“You can’t eat beauty
It doesn’t feed you”
-Lupita Nyongo’s mother
The world became aware of Lupita Nyongo in her break out Academy Award winning role as a slave named Patsey in “12 Years a Slave.” But it was her Essence award acceptance speech that really defined what Lupita has come to represent for women of color everywhere. When she shared the letter she received a letter from a young Black girl struggling with the perceived burden of her dark skin, Lupita was prompted to share her own experience being taunted and harassed because of her dark skin. She spoke of the self-hate that lead to destructive aspirations to lighten her skin as well as her journey toward self- acceptance with help from words of affirmation from Oprah, her mother’s love and compassion and the emergence of the dark-skinned model, Alek Wek.

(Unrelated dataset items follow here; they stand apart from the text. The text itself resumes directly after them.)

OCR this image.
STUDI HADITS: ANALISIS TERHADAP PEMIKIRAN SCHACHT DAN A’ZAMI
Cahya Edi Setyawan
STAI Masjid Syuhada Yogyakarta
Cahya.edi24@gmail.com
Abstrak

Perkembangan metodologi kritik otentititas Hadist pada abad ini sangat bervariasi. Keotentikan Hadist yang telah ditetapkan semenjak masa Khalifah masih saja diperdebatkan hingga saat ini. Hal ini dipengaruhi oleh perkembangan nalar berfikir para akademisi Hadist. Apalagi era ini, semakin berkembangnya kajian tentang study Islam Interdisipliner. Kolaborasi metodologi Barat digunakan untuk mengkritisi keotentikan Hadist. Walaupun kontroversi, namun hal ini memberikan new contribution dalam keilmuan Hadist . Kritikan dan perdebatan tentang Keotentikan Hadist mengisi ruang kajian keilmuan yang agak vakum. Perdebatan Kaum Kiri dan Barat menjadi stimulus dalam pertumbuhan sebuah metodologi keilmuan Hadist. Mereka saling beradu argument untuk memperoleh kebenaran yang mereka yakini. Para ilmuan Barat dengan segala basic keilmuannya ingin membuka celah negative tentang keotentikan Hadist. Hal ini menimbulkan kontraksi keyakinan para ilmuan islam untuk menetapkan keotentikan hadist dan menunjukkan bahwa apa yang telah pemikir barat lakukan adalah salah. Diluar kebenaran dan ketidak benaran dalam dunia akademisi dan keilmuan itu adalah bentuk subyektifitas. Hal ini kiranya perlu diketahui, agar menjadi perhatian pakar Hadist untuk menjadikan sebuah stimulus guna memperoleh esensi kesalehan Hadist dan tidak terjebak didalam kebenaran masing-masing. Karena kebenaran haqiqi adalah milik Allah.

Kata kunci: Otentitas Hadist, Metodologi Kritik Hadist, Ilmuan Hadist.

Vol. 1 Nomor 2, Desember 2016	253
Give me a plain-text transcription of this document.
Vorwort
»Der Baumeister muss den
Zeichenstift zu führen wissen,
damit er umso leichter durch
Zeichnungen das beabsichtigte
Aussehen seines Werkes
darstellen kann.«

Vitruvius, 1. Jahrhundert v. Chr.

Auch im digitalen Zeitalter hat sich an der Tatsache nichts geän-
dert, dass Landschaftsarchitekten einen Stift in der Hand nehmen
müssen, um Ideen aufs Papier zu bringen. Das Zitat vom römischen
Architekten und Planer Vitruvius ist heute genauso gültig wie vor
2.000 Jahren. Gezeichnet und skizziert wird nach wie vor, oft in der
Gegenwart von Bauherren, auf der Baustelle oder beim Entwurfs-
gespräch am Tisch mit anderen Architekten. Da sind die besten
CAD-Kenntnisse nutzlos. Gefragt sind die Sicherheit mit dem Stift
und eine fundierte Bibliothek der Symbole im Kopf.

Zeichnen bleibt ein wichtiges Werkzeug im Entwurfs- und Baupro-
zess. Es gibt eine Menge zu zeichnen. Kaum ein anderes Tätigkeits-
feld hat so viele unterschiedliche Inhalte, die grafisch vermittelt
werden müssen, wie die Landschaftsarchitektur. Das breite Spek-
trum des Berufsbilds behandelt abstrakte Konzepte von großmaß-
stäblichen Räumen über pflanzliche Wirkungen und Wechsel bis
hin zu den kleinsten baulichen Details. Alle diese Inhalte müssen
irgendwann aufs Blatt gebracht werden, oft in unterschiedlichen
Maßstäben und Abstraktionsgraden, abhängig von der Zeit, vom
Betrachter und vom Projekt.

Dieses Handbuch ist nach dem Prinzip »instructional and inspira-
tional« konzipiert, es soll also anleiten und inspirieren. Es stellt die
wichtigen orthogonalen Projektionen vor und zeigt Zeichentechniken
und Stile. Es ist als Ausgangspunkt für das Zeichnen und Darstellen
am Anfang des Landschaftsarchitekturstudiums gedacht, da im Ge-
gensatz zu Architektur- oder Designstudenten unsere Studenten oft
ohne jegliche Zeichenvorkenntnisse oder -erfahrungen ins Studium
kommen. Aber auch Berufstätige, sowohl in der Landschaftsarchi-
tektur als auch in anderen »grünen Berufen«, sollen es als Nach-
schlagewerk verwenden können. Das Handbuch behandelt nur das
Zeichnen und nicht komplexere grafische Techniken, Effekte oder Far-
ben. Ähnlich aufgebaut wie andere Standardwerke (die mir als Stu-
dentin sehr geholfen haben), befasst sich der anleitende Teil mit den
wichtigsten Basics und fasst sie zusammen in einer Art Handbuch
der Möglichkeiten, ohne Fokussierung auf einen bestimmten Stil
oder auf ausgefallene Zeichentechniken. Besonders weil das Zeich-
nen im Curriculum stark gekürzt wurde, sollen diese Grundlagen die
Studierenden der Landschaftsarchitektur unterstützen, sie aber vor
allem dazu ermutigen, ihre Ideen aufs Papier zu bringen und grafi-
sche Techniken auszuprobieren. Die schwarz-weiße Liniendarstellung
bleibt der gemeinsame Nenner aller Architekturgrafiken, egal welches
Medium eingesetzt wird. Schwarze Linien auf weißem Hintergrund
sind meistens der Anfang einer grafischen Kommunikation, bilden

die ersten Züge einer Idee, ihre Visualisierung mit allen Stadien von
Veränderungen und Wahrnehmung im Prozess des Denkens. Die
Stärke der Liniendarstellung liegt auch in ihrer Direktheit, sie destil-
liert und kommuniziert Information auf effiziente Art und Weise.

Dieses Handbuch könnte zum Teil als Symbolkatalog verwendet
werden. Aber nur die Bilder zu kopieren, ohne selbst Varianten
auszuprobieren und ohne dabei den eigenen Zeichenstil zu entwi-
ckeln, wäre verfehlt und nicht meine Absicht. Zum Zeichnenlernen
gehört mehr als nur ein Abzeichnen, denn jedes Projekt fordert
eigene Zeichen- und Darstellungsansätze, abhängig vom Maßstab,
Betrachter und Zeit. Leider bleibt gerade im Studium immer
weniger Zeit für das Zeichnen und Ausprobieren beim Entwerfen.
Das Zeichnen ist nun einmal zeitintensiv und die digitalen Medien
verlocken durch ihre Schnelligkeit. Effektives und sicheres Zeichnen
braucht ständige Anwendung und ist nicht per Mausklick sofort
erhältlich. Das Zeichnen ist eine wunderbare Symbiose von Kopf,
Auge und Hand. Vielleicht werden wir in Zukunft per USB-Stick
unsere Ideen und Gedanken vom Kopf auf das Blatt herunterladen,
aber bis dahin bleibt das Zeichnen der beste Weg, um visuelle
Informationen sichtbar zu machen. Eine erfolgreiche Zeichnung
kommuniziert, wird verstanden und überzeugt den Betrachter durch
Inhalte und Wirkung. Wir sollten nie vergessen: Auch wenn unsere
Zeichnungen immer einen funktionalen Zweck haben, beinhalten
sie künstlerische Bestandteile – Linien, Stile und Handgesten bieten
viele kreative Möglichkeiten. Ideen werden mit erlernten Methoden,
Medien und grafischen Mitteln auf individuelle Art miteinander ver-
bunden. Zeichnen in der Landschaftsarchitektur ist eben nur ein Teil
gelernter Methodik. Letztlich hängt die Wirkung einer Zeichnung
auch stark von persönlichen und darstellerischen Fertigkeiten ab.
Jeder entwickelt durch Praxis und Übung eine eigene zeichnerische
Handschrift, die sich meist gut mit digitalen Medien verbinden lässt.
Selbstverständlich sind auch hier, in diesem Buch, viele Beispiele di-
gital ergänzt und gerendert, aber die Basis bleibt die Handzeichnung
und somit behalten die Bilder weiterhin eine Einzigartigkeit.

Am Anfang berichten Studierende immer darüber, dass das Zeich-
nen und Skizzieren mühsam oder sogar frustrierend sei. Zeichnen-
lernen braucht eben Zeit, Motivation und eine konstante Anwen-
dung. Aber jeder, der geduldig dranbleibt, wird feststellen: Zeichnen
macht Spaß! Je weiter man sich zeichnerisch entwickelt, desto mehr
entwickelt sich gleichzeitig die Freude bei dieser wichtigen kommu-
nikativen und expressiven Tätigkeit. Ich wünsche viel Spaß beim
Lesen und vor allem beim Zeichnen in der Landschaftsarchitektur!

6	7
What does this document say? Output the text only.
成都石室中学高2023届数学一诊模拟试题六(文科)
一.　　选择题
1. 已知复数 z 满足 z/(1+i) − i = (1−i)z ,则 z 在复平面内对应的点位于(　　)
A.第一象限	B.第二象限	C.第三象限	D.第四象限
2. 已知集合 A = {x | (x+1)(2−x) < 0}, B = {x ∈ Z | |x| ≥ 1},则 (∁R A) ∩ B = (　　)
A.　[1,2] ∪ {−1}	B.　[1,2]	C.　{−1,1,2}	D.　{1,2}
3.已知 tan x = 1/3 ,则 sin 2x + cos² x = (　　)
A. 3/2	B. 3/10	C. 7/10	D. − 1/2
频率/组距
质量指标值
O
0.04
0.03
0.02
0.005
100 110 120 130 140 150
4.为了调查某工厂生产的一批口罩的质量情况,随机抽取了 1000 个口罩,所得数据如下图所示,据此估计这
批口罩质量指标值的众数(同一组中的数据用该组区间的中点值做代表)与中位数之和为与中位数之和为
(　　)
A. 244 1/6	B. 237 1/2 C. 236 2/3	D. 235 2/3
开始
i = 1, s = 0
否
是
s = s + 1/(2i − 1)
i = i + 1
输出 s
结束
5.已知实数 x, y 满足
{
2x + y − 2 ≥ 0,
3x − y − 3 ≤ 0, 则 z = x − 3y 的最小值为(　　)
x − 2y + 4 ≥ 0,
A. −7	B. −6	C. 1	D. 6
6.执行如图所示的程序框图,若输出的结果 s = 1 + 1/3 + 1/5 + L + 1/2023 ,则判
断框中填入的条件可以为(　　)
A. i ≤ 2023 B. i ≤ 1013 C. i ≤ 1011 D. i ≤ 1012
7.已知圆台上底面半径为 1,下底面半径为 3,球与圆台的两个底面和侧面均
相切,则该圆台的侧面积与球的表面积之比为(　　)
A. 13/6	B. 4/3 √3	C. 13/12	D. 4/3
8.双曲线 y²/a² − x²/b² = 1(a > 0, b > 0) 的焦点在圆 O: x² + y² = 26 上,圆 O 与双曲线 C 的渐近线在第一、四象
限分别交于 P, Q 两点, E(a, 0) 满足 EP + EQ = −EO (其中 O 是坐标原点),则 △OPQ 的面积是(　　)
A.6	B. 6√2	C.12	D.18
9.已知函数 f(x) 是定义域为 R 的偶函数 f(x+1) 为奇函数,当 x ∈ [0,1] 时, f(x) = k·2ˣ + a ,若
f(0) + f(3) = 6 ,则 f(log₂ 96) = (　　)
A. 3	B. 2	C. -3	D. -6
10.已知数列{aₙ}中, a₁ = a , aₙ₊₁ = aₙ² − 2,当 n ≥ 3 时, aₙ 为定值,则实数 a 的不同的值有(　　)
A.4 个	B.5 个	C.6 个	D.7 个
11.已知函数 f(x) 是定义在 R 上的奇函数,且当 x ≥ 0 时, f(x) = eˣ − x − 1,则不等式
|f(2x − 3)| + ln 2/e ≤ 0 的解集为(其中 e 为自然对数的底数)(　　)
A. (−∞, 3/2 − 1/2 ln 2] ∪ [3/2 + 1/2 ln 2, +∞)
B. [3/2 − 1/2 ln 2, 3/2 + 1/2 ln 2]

This was an unforgettable, timely and touching moment in history, a moment when dark-skinned Black women watching everywhere were joined in the validation of their own struggles with colorism and also in gratitude to Lupita’s fearless, loving and beautiful testament to truth about beauty. Wherever she appears in print gracing fashion magazine covers and larger than life Lancome ads or on screen, lively, intelligent and sparkling with joy and curiosity, Lupita represents to young black girls and Black women alike what Alek Wek once did for her. The beauty of self acceptance that exists within is what illuminates what we see on the outside and no shade of Black, Brown or shades in between should ever be exempt from the definition of beauty.